The societal and political trend with regard to the controversial hold debate of economic sustainability does not ignore financial markets and its participants. Particularly climate change as systemic and dominant sustainability risk and result of man-made global greenhouse gas emissions strengthens the position, that financial institutions are jointly responsible for global warming and therefore must actively operate against it. Financial institutions directly and indirectly finance emissions by their finance and investment operations. On the other hand, the financial sector is necessary for allocating capital in line with the 2°C climate goals. Under these conditions, financial institutions need to have access to methods for quantifying their financed emissions that enables valid decisions on finance and investment. The following article illustrates the concept of financed emissions based on the corporate carbon footprint (CCF) and examines how financial institutions can quantify them to assess their exposure to climate risks and to develop a climate strategy to minimize risk exposure.

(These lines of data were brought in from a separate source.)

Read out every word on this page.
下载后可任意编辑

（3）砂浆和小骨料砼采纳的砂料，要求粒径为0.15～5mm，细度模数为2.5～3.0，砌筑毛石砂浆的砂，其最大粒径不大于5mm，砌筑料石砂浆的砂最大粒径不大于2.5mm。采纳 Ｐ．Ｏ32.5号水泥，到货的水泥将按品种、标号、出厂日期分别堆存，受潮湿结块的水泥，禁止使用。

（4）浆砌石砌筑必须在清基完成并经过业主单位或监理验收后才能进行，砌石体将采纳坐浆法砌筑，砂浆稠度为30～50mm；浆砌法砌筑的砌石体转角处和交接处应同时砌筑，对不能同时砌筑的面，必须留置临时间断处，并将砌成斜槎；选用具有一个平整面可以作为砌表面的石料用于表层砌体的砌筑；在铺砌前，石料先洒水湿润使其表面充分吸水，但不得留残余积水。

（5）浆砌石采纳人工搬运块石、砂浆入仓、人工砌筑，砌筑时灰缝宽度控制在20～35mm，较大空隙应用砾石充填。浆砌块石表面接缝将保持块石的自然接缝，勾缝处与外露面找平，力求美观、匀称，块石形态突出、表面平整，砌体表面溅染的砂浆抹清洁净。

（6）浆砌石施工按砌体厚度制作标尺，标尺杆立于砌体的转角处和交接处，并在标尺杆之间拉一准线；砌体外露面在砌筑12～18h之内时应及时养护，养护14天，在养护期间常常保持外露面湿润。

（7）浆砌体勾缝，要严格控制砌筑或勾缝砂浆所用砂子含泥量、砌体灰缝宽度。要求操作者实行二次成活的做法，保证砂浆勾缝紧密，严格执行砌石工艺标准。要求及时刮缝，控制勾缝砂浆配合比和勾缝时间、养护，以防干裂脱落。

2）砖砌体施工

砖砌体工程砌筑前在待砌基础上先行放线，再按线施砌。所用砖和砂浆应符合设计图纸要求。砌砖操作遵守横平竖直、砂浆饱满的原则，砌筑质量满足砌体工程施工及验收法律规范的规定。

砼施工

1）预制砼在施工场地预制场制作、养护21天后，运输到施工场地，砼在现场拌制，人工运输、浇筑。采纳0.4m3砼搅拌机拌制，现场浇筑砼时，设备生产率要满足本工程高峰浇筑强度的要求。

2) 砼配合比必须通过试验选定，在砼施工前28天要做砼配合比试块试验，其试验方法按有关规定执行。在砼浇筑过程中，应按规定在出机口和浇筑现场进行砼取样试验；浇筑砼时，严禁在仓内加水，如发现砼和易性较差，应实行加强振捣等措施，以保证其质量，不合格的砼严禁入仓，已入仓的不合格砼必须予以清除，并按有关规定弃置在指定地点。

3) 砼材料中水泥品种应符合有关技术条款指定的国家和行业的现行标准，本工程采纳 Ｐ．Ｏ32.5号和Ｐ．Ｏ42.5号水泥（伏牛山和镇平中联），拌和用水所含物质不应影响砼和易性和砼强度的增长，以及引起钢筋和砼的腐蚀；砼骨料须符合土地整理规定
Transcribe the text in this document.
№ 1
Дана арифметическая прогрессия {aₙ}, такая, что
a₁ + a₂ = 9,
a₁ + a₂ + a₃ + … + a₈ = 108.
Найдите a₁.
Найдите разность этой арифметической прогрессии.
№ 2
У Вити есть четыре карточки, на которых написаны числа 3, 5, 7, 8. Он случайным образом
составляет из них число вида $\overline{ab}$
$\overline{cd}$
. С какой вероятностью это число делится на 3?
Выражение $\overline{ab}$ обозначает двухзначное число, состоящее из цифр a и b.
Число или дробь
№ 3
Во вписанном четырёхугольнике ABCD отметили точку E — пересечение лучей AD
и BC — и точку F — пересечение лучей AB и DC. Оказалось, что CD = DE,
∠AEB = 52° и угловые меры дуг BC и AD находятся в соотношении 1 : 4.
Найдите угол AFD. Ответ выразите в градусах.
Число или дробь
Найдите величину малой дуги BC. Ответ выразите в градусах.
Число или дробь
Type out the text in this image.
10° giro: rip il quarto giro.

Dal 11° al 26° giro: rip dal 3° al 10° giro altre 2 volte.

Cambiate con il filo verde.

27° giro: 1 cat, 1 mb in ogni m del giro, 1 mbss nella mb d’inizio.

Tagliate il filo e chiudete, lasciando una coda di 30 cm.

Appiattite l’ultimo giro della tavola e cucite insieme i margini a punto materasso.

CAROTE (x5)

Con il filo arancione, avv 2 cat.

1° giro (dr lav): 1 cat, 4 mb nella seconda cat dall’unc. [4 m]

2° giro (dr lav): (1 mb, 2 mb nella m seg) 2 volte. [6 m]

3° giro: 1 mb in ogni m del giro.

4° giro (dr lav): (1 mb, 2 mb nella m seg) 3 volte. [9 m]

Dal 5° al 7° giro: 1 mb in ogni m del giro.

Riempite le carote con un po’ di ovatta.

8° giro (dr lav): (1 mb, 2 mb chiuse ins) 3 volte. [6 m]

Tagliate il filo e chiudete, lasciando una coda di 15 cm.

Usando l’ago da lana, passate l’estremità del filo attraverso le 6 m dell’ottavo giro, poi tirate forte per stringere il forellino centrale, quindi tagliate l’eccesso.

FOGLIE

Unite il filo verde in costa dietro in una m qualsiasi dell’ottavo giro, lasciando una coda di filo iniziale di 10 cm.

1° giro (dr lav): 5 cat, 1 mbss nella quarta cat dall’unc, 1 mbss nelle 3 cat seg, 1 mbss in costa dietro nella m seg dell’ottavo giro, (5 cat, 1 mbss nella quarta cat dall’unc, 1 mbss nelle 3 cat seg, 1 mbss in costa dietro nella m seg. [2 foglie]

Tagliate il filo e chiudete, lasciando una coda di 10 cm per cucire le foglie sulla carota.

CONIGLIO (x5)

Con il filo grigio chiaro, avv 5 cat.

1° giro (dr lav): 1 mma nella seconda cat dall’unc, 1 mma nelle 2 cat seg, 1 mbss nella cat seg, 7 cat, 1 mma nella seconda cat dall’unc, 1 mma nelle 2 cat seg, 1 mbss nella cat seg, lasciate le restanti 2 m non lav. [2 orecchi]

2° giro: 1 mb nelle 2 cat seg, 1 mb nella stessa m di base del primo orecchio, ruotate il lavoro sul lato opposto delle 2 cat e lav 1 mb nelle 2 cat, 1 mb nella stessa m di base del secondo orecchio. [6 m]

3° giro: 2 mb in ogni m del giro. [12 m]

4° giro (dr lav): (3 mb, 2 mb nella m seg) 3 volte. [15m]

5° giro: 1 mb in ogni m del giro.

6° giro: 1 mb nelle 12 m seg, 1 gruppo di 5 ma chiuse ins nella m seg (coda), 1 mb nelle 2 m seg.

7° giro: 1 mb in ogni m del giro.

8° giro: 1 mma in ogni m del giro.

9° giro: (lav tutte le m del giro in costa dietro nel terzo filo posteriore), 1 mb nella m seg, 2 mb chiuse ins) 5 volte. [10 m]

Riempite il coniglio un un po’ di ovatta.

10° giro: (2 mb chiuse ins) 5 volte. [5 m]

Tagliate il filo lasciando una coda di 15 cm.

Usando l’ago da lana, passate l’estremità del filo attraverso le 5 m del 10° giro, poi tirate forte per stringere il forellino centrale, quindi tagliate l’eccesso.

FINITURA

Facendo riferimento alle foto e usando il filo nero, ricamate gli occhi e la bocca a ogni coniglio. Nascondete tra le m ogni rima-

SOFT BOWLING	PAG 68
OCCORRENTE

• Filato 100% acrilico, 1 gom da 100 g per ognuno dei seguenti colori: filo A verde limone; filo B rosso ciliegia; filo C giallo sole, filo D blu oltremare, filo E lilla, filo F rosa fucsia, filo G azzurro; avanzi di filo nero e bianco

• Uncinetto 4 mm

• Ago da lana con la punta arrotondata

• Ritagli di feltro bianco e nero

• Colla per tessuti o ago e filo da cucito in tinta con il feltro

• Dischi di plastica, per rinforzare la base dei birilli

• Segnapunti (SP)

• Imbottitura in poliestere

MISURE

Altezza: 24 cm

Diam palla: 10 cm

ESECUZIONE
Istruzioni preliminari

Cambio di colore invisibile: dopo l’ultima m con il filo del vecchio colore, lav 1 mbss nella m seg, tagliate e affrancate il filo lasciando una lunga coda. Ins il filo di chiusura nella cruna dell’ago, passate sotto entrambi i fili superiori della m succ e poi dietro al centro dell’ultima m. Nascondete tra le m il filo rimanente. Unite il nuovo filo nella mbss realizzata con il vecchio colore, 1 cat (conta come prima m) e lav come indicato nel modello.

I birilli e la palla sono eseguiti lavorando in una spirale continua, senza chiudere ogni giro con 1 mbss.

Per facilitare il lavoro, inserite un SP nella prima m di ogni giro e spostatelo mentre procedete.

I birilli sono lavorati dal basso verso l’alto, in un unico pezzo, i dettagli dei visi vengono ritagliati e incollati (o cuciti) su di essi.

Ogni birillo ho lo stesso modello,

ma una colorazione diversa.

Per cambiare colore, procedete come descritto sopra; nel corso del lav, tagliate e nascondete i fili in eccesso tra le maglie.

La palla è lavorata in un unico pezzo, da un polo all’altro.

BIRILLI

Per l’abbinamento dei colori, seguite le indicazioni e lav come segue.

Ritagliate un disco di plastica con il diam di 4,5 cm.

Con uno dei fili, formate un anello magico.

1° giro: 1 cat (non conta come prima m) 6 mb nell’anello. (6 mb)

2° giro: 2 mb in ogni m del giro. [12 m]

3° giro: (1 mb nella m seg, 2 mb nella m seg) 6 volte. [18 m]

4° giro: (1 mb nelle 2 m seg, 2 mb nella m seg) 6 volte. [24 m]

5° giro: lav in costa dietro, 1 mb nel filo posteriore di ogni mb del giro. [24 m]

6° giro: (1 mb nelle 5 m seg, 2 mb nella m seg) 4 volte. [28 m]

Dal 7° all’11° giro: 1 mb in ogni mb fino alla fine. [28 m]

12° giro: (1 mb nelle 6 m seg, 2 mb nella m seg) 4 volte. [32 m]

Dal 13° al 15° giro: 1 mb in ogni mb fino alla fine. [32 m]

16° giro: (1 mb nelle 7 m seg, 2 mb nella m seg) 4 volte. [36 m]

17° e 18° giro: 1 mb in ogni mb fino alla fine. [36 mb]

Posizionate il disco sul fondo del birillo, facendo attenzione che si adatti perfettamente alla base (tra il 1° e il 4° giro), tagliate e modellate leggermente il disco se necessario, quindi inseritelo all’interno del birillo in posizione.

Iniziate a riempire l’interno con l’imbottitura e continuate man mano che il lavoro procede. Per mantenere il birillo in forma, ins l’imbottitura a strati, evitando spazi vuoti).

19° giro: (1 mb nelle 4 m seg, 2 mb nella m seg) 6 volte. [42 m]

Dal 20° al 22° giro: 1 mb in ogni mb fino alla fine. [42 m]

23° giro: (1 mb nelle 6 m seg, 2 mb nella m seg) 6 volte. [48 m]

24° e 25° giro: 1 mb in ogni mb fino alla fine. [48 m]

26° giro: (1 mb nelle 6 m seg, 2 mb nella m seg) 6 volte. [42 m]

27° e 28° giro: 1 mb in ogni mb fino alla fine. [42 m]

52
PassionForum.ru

The concept of financed emissions can be considered as a first approach for financial institutions to develop mitigation and adaptation strategies to proactively manage climate related risks and help society to allocate capital in line with the 2°C climate goals. Important guidance for the financial sector is set in place by the “Greenhouse Gas Protocol” and the “Technical Guidance for Calculating Scope 3 Emissions”, established by the World Business Council for Sustainable Development and the World Resource Institute. Besides the components to develop models to quantify financed emissions, methodological constraints and limitations exist. They are explicitly shown in this article. Another very important ingredient to assess financed emissions is climate related data. Actually, there is still a big lack of standardised and internationally accepted data that could be used to estimate financed emissions, although several providers serve individual measurement tools.